This administrative policy describes Blue Cross & Blue Shield of Rhode Island’s payment rules for local in‑network hospitals that are reimbursed under a DRG or Case Rate methodology, and governs transfers between short‑term acute care hospitals, outpatient services provided shortly before an inpatient admission, and services provided by other providers while a patient remains an inpatient. It applies only to local in‑network facilities reimbursed as DRG/Case Rate hospitals; individual hospital contract language supersedes this policy.
When a member is transferred from one acute care hospital to another and the transferring hospital is reimbursed as a DRG or case rate, the transferring hospital will be paid on a graduated per diem rate for each day of the stay when the length of stay is less than the DRG’s geometric mean or average length of stay (depending on the contracted grouper). The per diem is calculated by dividing the full DRG payment by the DRG’s geometric mean or average length of stay, and payment to the transferring hospital will not exceed the full DRG/case rate payment.
If the receiving acute care hospital ultimately discharges the transferred patient, the receiving facility receives the full DRG payment based on the new admitting diagnosis. Transfer reductions do not apply when the patient is discharged to a long‑term care facility, rehabilitation or psychiatric hospital, a skilled nursing facility, or to home health services.
Outpatient diagnostic, observation, related therapeutic or related non‑diagnostic services furnished by the admitting facility or an entity wholly owned or operated by the admitting facility within three (3) days prior to admission are combined into the inpatient admission payment and must not be billed separately. Any items/supplies integral to a diagnostic procedure (for example, pharmacy items or injections given for a diagnostic radiology procedure) are also combined. Services that are explicitly not combined include home health agency, skilled nursing facility, hospice, maintenance renal dialysis, physician professional services, and screening mammography.

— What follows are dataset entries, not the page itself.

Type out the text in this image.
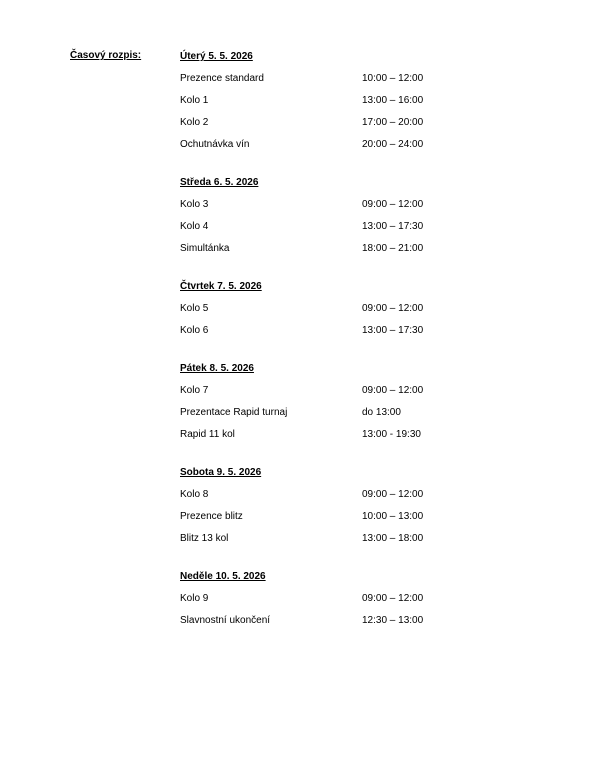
Časový rozpis:	Úterý 5. 5. 2026
Prezence standard	10:00 – 12:00
Kolo 1	13:00 – 16:00
Kolo 2	17:00 – 20:00
Ochutnávka vín	20:00 – 24:00
Středa 6. 5. 2026
Kolo 3	09:00 – 12:00
Kolo 4	13:00 – 17:30
Simultánka	18:00 – 21:00
Čtvrtek 7. 5. 2026
Kolo 5	09:00 – 12:00
Kolo 6	13:00 – 17:30
Pátek 8. 5. 2026
Kolo 7	09:00 – 12:00
Prezentace Rapid turnaj	do 13:00
Rapid 11 kol	13:00 - 19:30
Sobota 9. 5. 2026
Kolo 8	09:00 – 12:00
Prezence blitz	10:00 – 13:00
Blitz 13 kol	13:00 – 18:00
Neděle 10. 5. 2026
Kolo 9	09:00 – 12:00
Slavnostní ukončení	12:30 – 13:00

When an inpatient is transported to another hospital, facility, or freestanding provider for services and remains an inpatient, BCBSRI will not separately reimburse those other providers unless the service is separately reimbursable when rendered in the inpatient setting (for example, professional services). Reimbursement responsibility for other services performed while the member remains an inpatient lies with the inpatient facility.
Administrative note: Individual hospital contract language supersedes this policy. Case rate methodology varies by hospital contract. Transfer cases remain eligible for outlier payments per policy.